Google Map Review Crawler

Primary LanguagePythonMIT LicenseMIT

Google Map Review Crawler

Steps to install and run

1. install dependency

pip install Flask
pip install -U "celery[redis]"
sudo apt-get install redis-server
sudo apt-get install nodejs-legacy
sudo apt install npm
sudo npm -g install phantomjs-prebuilt
sudo pip install -U selenium

2. create and install self-signed certificate

cert.pem
key.pem

Use the filename above for your certificate and put it in the same folder.

3. run data server

python dataServer.py

4. run redis

redis-server

5. run background data processing job

celery worker -A dataServer.celery --loglevel=info --concurrency=1

Suggest to use lower concurrency value to avoid blocking by google. Sqlite has limited support for concurrency. If concurrency > 1, db file may corrupt in the middle. If you want higher concurrency, use other db instead.

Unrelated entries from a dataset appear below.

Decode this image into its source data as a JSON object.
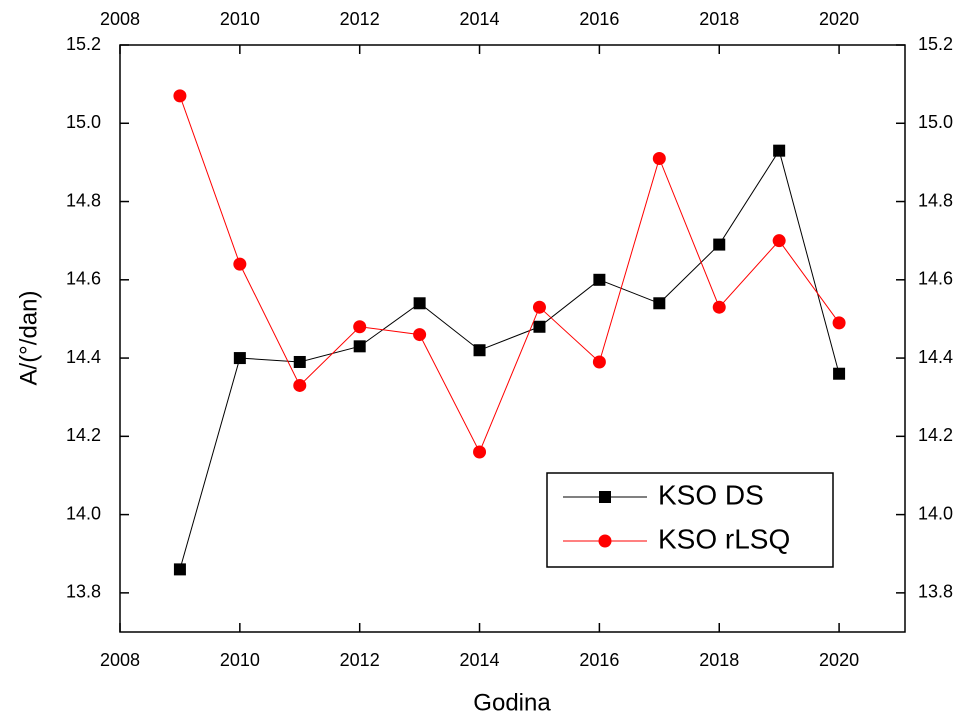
{
  "chart_data": {
    "type": "line",
    "x_label": "Godina",
    "y_label": "A/(°/dan)",
    "x": [
      2009,
      2010,
      2011,
      2012,
      2013,
      2014,
      2015,
      2016,
      2017,
      2018,
      2019,
      2020
    ],
    "series": [
      {
        "name": "KSO DS",
        "color": "#000000",
        "marker": "square",
        "values": [
          13.86,
          14.4,
          14.39,
          14.43,
          14.54,
          14.42,
          14.48,
          14.6,
          14.54,
          14.69,
          14.93,
          14.36
        ]
      },
      {
        "name": "KSO rLSQ",
        "color": "#ff0000",
        "marker": "circle",
        "values": [
          15.07,
          14.64,
          14.33,
          14.48,
          14.46,
          14.16,
          14.53,
          14.39,
          14.91,
          14.53,
          14.7,
          14.49
        ]
      }
    ],
    "xlim": [
      2008,
      2021.1
    ],
    "xticks": [
      2008,
      2010,
      2012,
      2014,
      2016,
      2018,
      2020
    ],
    "ylim": [
      13.7,
      15.2
    ],
    "yticks": [
      {
        "value": 13.8,
        "label": "13.8"
      },
      {
        "value": 14.0,
        "label": "14.0"
      },
      {
        "value": 14.2,
        "label": "14.2"
      },
      {
        "value": 14.4,
        "label": "14.4"
      },
      {
        "value": 14.6,
        "label": "14.6"
      },
      {
        "value": 14.8,
        "label": "14.8"
      },
      {
        "value": 15.0,
        "label": "15.0"
      },
      {
        "value": 15.2,
        "label": "15.2"
      }
    ],
    "legend_position": "lower right"
  }
}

6. open browser (chrome or firefox), goto https://localhost:5000/

It will prompt you that the page is not safe. Click on continue to page without warning. The browser will not warn you again for the current session.

7. goto google map (full mode, not lite mode)

Run code listen.js in browser console. After you copy paste the js and hit ENTER, you can close the console. The script will monitor event in the background.

8. search restaurant, it will auto store data

Move the map around, and the map will auto search the new area and the script will capture new results.